[scikit-learn] Opinion on reference mentioning that RF uses weak learners

Fernando Marcos Wittmann fernando.wittmann at gmail.com
Sun Aug 16 15:57:36 EDT 2020


In my opinion the reference is distorting a concept that has a consolidated
definition in the community. I am also familiar with the definition of WL
as "an estimator slightly better than guessing", mostly decision stumps (
https://en.m.wikipedia.org/wiki/Decision_stump), which is not an component
of RFs.

On Sun, Aug 16, 2020, 16:22 Nicolas Hug <niourf at gmail.com> wrote:

> As previously mentioned, a "weak learner" is just a learner that barely
> performs better than random. It's more common in the context of boosting,
> but I think weak learning predates boosting, and the original RF paper by
> Breiman does make reference to "weak learners":
>
> It's interesting that Forest-RI could produce error rates not far above
> the Bayeserror rate. The individual classifiers are weak.

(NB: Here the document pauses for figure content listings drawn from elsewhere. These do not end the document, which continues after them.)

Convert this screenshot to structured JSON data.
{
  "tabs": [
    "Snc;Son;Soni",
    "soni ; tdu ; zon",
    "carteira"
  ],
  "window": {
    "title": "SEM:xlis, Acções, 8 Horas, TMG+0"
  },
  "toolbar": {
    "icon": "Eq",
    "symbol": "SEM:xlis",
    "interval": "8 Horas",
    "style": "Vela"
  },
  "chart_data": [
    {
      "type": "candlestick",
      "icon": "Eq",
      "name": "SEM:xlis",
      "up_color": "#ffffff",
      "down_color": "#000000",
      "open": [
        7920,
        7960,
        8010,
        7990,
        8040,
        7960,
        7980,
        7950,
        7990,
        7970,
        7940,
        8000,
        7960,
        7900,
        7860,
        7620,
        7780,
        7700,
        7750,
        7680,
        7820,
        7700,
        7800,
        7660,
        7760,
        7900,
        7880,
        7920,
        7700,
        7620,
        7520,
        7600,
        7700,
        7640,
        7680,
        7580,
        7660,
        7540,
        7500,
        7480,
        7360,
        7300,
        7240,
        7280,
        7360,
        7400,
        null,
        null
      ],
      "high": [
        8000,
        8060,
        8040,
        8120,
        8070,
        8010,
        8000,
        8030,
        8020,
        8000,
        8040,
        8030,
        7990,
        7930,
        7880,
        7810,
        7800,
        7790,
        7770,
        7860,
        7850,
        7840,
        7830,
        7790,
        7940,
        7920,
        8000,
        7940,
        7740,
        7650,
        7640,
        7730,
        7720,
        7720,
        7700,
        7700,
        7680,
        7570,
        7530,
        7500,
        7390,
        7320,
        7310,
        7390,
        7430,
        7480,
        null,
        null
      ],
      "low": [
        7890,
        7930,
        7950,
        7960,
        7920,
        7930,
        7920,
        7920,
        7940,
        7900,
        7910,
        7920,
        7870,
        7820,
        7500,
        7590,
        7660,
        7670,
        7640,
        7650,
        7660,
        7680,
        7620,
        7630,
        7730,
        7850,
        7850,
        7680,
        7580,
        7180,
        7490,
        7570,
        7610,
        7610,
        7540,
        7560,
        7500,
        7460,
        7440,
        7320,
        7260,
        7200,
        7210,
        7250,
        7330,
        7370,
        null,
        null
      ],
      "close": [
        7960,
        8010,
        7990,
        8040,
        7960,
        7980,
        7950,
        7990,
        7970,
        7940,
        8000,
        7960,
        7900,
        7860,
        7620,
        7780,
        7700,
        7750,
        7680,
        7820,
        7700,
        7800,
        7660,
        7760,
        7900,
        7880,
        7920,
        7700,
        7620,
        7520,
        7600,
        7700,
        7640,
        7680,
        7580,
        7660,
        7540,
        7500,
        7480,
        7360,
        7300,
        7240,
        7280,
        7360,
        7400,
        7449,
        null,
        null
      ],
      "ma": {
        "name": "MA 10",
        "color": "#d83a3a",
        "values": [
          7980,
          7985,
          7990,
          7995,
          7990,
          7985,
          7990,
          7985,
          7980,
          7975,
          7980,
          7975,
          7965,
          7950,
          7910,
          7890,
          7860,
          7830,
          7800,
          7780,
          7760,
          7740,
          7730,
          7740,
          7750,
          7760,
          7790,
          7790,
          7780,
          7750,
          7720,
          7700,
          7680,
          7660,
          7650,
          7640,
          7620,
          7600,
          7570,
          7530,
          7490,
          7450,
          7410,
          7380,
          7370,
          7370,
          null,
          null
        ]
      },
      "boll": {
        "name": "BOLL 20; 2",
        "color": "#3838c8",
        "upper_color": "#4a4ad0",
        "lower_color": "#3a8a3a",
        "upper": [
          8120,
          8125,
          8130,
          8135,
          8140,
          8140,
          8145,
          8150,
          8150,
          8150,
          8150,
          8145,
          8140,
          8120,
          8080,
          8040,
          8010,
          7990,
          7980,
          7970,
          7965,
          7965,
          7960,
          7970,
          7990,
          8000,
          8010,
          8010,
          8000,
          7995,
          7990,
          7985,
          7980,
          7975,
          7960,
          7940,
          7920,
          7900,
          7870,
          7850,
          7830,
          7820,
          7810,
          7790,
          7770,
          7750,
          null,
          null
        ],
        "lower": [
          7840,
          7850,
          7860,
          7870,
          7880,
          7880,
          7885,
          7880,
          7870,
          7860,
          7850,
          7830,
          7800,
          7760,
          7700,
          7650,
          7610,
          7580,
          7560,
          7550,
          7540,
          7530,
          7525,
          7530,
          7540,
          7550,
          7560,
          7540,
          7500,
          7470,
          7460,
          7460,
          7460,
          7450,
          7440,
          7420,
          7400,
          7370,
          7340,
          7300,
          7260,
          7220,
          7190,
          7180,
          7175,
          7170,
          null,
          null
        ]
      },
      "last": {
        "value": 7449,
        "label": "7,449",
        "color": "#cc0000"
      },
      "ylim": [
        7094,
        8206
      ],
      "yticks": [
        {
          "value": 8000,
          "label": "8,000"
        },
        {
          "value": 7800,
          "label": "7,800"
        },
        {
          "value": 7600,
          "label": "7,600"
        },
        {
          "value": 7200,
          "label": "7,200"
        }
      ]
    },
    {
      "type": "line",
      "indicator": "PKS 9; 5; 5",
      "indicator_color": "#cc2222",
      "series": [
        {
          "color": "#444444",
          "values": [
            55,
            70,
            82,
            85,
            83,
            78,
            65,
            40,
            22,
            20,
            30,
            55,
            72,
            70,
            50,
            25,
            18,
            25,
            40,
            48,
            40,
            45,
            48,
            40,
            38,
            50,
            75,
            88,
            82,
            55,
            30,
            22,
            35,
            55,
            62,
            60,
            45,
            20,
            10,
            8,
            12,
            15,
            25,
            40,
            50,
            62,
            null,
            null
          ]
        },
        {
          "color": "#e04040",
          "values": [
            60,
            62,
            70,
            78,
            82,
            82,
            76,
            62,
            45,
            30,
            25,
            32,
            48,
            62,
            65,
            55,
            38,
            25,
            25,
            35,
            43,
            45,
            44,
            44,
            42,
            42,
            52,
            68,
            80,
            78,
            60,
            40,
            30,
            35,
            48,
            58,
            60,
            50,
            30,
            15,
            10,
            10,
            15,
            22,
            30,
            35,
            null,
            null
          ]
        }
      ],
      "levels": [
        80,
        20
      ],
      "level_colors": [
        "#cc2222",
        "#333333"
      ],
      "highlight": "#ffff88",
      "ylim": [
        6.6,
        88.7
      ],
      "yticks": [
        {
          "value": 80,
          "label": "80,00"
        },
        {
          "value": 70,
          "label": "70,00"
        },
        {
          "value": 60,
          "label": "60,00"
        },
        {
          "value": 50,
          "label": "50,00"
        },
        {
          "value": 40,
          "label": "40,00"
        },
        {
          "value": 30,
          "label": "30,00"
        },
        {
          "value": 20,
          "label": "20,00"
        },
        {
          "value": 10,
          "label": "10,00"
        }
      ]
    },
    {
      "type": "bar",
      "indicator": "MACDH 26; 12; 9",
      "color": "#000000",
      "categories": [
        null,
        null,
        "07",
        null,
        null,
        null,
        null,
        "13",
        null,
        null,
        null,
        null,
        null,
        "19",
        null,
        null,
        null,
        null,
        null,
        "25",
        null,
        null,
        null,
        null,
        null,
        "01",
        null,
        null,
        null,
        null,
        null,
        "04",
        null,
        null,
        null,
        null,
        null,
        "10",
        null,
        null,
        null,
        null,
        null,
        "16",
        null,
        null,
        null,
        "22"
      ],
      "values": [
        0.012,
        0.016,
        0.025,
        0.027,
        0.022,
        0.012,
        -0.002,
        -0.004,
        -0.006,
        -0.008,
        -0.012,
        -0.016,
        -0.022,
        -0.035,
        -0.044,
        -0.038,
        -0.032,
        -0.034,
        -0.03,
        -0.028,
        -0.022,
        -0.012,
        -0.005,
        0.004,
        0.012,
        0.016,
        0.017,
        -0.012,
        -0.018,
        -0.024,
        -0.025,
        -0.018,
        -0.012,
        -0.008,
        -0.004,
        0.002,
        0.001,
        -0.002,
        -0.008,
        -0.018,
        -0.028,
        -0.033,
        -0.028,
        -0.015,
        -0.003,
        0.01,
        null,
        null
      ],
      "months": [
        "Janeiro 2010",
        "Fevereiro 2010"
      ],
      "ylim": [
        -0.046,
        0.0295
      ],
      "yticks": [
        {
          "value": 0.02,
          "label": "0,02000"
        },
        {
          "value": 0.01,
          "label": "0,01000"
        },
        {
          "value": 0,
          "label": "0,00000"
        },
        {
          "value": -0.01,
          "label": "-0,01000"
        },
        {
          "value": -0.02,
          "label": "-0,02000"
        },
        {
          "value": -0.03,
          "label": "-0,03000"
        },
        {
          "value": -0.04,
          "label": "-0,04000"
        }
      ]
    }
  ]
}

For F=1, the
> average tree errorrate is 80%; for F=10, it is 65%; and for F=25, it is
> 60%. Forests seem to have theability to work with very weak classifiers
> as long as their correlation is low
>
> Nicolas
>
>
> On 8/16/20 2:29 PM, Guillaume Lemaître wrote:
>
> One needs to define what is the definition of weak learner.
>
> In boosting, if I recall well the literature, weak learner refers to
> learner which unfit performing slightly better than a random learner. In
> this regard, a tree with shallow depth will be a weak learner and is used
> in adaboost or gradient boosting.
>
> However, in random forest the tree used are trees that overfit (deep tree)
> so they are not weak for the same reason. However, one will never be able
> to do what a forest will do with a single tree. In this regard, a single
> tree is weaker than the forest. However, I never read the term for "weak
> learner" in the context of the random forest.
>
> Sent from my phone - sorry to be brief and potential misspell.
> *From:* fernando.wittmann at gmail.com
> *Sent:* 16 August 2020 20:06
> *To:* scikit-learn at python.org
> *Reply to:* scikit-learn at python.org
> *Subject:* [scikit-learn] Opinion on reference mentioning that RF uses
> weak learners
>
> Hello guys,
>
> The the following reference states that Random Forests uses weak learners:
> -
> https://blog.citizennet.com/blog/2012/11/10/random-forests-ensembles-and-performance-metrics#:~:text=The%20random%20forest%20starts%20with,corresponds%20to%20our%20weak%20learner.&text=Thus%2C%20in%20ensemble%20terms%2C%20the,forest%20is%20a%20strong%20learner
>
> The random forest starts with a standard machine learning technique called
>> a “decision tree” which, in ensemble terms, corresponds to our weak learner.
>
> ...
>
>  Thus, in ensemble terms, the trees are weak learners and the random
>> forest is a strong learner.
>
>
> I completely disagree with that statement. But I would like the opinion of
> the community to double check if I am not missing something.